Universidad de Málaga

Málaga 1963. Fiestas de Invierno. Plaza de toros de la Malagueta.

Málaga 1963. Fiestas de Invierno. Plaza de toros de la Malagueta.

Un cómico carismático y un ilustre anónimo, un vagabundo de alto postín y una belleza de postal, damas y señores de los de entonces y espontáneos malagueños con luz prodigiosa honraban el tendido con su silencio, con su porte serena, con su pose impertérrita. El respetable hacía más que nunca honor a su nombre. El pueblo hablaba y vestía de otro modo, consagrados a la vieja usanza. Por millares se contaban los ojos ávidos de memorables faenas. ¿Pañuelos blancos? ¿Dos orejas? ¿El rabo? La leyenda está servida. Aquella tarde tampoco se detuvo la comitiva, pero sí el obturador del tiempo, instante decisivo en la Malagueta, sal de plata y festejo, de sol y sombra, pase de pecho y media verónica, irrepetible bullicio… Imaginario colectivo atestado de botas de vino y celuloide. ¿Dónde está Orson Welles? ¿Dónde Ernest Hemingway? ¿Acaso era feliz al caer la noche Manolo Morán?
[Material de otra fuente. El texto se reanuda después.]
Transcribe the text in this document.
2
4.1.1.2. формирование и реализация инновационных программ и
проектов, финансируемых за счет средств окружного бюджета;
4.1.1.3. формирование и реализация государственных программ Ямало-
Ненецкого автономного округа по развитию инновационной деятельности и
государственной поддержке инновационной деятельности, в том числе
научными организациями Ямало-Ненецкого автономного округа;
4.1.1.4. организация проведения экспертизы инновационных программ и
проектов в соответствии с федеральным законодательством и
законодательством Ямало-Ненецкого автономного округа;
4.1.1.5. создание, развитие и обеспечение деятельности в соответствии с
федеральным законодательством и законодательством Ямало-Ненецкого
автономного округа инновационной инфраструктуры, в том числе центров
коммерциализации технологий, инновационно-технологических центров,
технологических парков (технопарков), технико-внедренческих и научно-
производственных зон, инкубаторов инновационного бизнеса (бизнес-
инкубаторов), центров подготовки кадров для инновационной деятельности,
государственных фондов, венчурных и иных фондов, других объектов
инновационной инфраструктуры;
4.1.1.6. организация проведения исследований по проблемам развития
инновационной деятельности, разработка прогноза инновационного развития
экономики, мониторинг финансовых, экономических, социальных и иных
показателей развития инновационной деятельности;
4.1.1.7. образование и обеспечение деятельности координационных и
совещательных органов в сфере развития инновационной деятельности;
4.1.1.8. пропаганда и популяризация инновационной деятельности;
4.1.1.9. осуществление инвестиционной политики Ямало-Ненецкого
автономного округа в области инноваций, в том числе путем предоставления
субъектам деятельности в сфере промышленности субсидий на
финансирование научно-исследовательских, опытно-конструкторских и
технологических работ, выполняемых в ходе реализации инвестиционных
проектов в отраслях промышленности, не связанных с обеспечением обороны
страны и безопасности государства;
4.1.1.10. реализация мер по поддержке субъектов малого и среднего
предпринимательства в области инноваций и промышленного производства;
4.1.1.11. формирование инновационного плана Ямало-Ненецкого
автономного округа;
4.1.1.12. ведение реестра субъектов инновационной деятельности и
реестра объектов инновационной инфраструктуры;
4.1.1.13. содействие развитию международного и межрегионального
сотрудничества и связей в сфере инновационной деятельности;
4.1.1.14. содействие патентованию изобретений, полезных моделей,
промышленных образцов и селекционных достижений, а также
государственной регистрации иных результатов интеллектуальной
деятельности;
Los derribos de hoy deben de ser los palacios de ayer. Donde queda humo y silencio hubo quizás fuego y algarabía. Aún yo no era ni estaba ni parecía. Ni siquiera era una idea remota, una posibilidad, un vago deseo. Ni siquiera astilla de burladero, mota de albero en el lagrimal o rumor de furibundo oleaje contra las rocas. Mi memoria no alcanza más allá de mi nacimiento. Pero hay instantáneas que se tornan pasadizos a épocas mejores y fantaseo con fabulosos personajes que no conoceré jamás. Cada vez que me sumerjo en la sal de plata, corro el riesgo de asomarme a un pasado no vivido, donde lo desconocido es excitante e inspirador, pero a continuación sufro el azote de una novísima melancolía. Se tambalean mis adentros, se revuelven mis globos oculares como torcaces en la jaula y me sepulta la arena de un reloj megalítico, salsa agridulce de mis primeros pasos.

Vi la luz, por fin, años después a la colosal sombra de un hexadecágono neomudéjar, adormecido entre nanas de olas y olés, abrazado figuradamente por sirenas con tirabuzones de oro y miuras berrendos, entre capotes y toallas desflecadas, entre regios matadores y seres queridos. Arrojé a la bahía toneladas de uña y piel. Dejé en los bordillos gotas de sangre, una pizca de mí. Ahora soy feliz en tanto arrecia mi pasión por el séptimo arte y percuten la caja negra de mi pensamiento innumerables ficciones. Es tan alargada la sombra de ciertos hombres. Agnóstico pero devoto de San Luis García Berlanga, Pepe Isbert y Manolo Morán, tampoco se ha detenido todavía la comitiva que ha de librarme de la inopia y llevarme lejos. Mientras tanto el terral se obstina en batir con fuerza el coso y mi pelambre.